00:54:16Goodbye, Dr. Gillespie.
00:54:18And thank you.
00:54:19Uh-huh.
00:54:19As long as Dr. Stephen did all the work, I don't owe you a cent.
00:54:25Goodbye.
00:54:28Sit down.
00:54:29Well, uh, I'm ever so much obliged to you, Dr. Gillespie.
00:54:32I, uh, well, I've got to run along now.
00:54:35I'll, uh, I'll be back.
00:54:38Uh-huh.
00:54:39Next patient.
00:54:42No, no, hold the next patient.
00:54:44Come in.
00:54:45Say, Parker, did you notice that I said anything to offend Dr. Stephen?
00:54:51Or was it my imagination that he was acting strangely?
00:54:54I wouldn't know anything about that.
00:54:56But if it was his wife on the phone, he's married to a woman with a bass voice.
00:55:03Hello, Jimmy.
00:55:04Oh, hello, Dad.
00:55:05What is all this?
00:55:06Please sit down.
00:55:08Why all the mysteries?
00:55:09Anything wrong?
00:55:10Dad, what do you know about the insulin shock cure for insanity?
00:55:13Insulin shock?
00:55:15Why?
00:55:15Well, tell me, have you ever actually seen a cure affected?
00:55:19Yes, I have.
00:55:20And it was one of the most terrifying things I've ever seen in all my life.
00:55:24Ah, but it worked, didn't it?
00:55:25Yes.
00:55:26Yes, it worked because it was, it was performed under the most ideal circumstances.
00:55:31With cases that had every chance of surviving.
00:55:34Well, then you've never seen insulin tried when the patient wasn't in perfect physical shape.
00:55:38Oh, no.
00:55:39No, in case of any injury, especially to the head or the brain, they wouldn't dare.
00:55:43Well, Jimmy, stop dodging the issue.
00:55:49If you need any help, I'm your father.
00:55:52I'm sorry.
00:55:53This is my problem.
00:55:54I know it is, Jimmy.
00:55:55And I don't want to interfere.
00:55:56I'll tell you how you can help me.
00:55:58I've read everything about insulin shock.
00:56:01I know all the theories.
00:56:02But I want you to tell me everything you saw.
00:56:05Don't leave out one detail right from the beginning.
00:56:08Well, Jimmy, insulin shock causes the patient to revert backward through every stage of evolution.
00:56:16At the dictates of his shocked brain, his human body attempts to simulate all the actions and mannerisms of each successive step.
00:56:24Back through the ape, the bird, lizard, fish, and so forth.
00:56:27This abnormal effort involves the most, oh, the most horrible convulsions.
00:56:33Nice work, Mary.
00:56:47It was easy enough to switch places with Irene.
00:56:49She was dying to get the night off.
00:56:52Look, Jimmy, I haven't said a word about this to anyone.

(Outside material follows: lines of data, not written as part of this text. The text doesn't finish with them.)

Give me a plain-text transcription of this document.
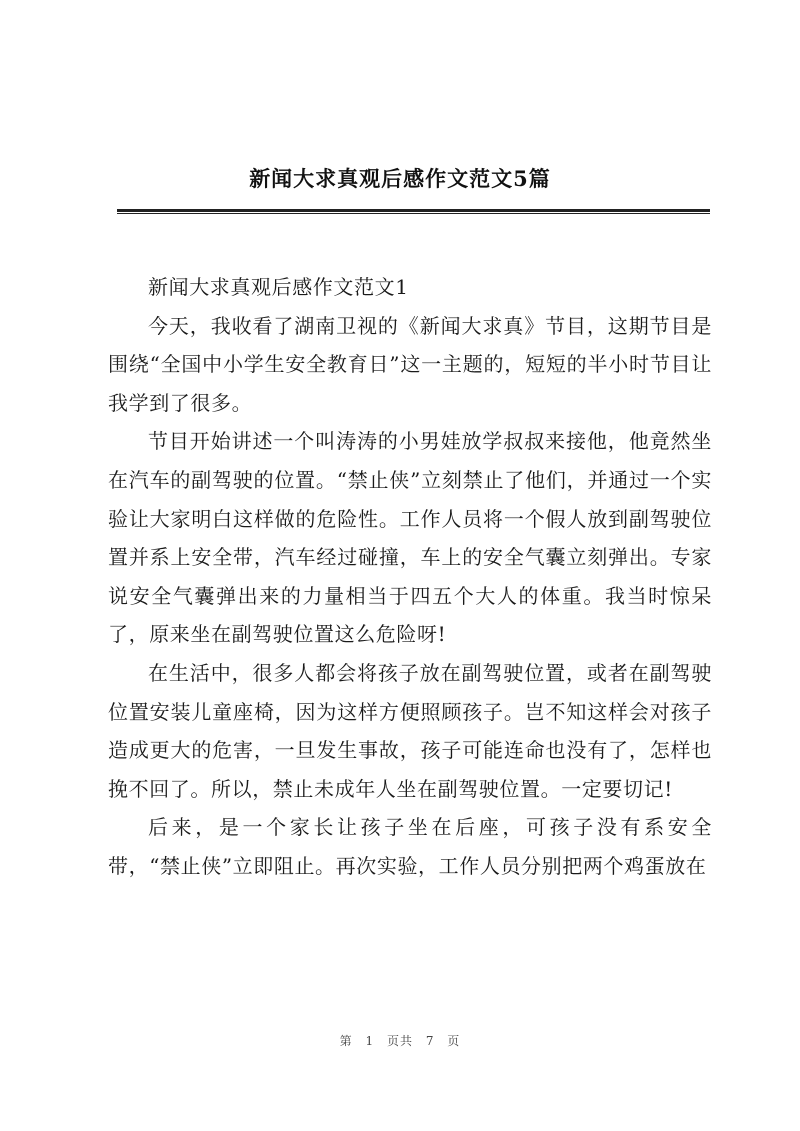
新闻大求真观后感作文范文5篇

新闻大求真观后感作文范文1

今天，我收看了湖南卫视的《新闻大求真》节目，这期节目是围绕“全国中小学生安全教育日”这一主题的，短短的半小时节目让我学到了很多。

节目开始讲述一个叫涛涛的小男娃放学叔叔来接他，他竟然坐在汽车的副驾驶的位置。“禁止侠”立刻禁止了他们，并通过一个实验让大家明白这样做的危险性。工作人员将一个假人放到副驾驶位置并系上安全带，汽车经过碰撞，车上的安全气囊立刻弹出。专家说安全气囊弹出来的力量相当于四五个大人的体重。我当时惊呆了，原来坐在副驾驶位置这么危险呀!

在生活中，很多人都会将孩子放在副驾驶位置，或者在副驾驶位置安装儿童座椅，因为这样方便照顾孩子。岂不知这样会对孩子造成更大的危害，一旦发生事故，孩子可能连命也没有了，怎样也挽不回了。所以，禁止未成年人坐在副驾驶位置。一定要切记!

后来，是一个家长让孩子坐在后座，可孩子没有系安全带，“禁止侠”立即阻止。再次实验，工作人员分别把两个鸡蛋放在

第 1 页共 7 页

00:56:54You know I wouldn't.
00:56:55But are you sure you want to do this?
00:56:57No, we've been all through that before.
00:56:59No, we haven't.
00:57:01Are you doing this because of Gregory Lane?
00:57:04None of this is Lane's fault.
00:57:06Nothing more than that?
00:57:08Mary, there's a man in there.
00:57:10And if his particular problem isn't solved by tomorrow,
00:57:13he stands a good chance of being a miserable object the rest of his life.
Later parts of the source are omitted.